TIM had shareholders from as far as America. The promotion was done by offering subsidies on phones which increased customer acquisition costs. This was necessary since customers within the Italian market were willing to pay full costs on quality services and products provided. Handsets were considered technologically advanced hence charged at fairly higher prices but worth paying for based on the fashion-conscious market. The market comprises consumers who are associated with impulsive buying habits, this is made possible by the kind of product displayed along the streets and stores.

How did Omnitel determine customer needs? Briefly describe those needs

Omnitel determined needs by reading Italian mindsets and the kind of lifestyle within their cities. At the same time interview was conducted with over five thousand potential customers.
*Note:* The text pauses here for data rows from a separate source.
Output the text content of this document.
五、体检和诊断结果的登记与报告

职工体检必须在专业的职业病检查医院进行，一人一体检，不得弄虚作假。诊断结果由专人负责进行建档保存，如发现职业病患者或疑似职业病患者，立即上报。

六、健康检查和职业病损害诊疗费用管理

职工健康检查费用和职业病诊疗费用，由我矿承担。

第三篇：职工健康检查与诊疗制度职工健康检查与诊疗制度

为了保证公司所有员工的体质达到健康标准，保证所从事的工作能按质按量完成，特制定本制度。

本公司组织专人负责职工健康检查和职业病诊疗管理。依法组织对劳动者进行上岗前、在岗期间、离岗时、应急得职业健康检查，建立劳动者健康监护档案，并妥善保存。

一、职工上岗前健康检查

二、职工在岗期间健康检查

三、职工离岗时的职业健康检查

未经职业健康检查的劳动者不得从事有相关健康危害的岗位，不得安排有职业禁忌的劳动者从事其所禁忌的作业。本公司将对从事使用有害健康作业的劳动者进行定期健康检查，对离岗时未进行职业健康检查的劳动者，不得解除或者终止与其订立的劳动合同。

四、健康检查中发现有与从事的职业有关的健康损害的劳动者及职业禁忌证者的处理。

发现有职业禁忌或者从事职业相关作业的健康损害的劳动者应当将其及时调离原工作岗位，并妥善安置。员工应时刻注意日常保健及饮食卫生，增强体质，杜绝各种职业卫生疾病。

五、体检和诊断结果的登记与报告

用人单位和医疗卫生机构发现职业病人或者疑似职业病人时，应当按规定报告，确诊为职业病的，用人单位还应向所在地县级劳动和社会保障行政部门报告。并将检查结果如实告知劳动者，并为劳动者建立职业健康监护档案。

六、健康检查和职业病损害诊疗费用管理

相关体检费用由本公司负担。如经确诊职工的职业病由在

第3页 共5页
Results were collected and analyzed based on consumers’ thoughts about Unitel’s positioning and their expectations from pioneer cellular telephone operators within the Italian market. Some consumers described their displeasure with the monthly fee levied on the usage of cellular phones, these charges further included connection and activation fees. Elimination of the fee would grant consumers reprieve in the use of phones within the industry. At the same time survey conducted indicated times of the day when consumers used their phones the most; this revealed that fixed-line phones were majorly used morning hours and evening before the start of off-peak hours. Consumer perception towards cellular phones was also revealed through market surveys of which they associated them with a status symbol. This perception was perpetuated by TIM since they marketed their phones as a status symbol. In this case, Omnitel saw an opportunity to bring aboard available markets from low-end consumers.

Besides, conjoint analysis was conducted to reveal consumer preferences on products as well as commodity prices. From this method, Omnitel was capable of identifying various consumer attributes towards cellular services such as tariffs, peak, and off-peak rates as well as consumer services. Basically, consumers were in need of different tariffs both for local and international calls. For example, TIM offered consumers a constant rate regardless of whether they were making local, long-distance, or international calls.

What were Omnitel’s two competing ‘pricing’ strategies (Note you should include an analysis of channel pricing as well as end-user pricing)? Which would you favor? Defend your conclusions.

Omnitel was not focused on using a pricing strategy for market penetration within Italian Market. In the end-user pricing, Omnitel charged consumers a monthly fee of Lit 10000, peak hours Lit 1524 and off-peak charges remained at Lit 170 per call. Within their supply chain, there were charges on set-up which amounted to Lit 10000 on each customer per month. The company strategized on eliminating the monthly fee to increase the volume of usage as well as subscription rates; this was based on LIBERO strategy. Within this strategy charges would be Lit 195 per minute but full of efficiency.

I would favor international pricing based on LIBERO since most participants within the Italian market like TIM charge different prices on the same products and services depending on consumers’ responses towards quality. Such pricing decision is based on various prevailing factors such as economic and political conditions. At the same time, it is easier for such a strategy to be driven by different marketing objectives within the country. The setting of prices within such markets is dependent on consumer perceptions and reactions towards services compared to overall costs. In many instances, multinationals realize that services that appear relatively inexpensive at home carry higher price tags within other countries based on prevailing market conditions.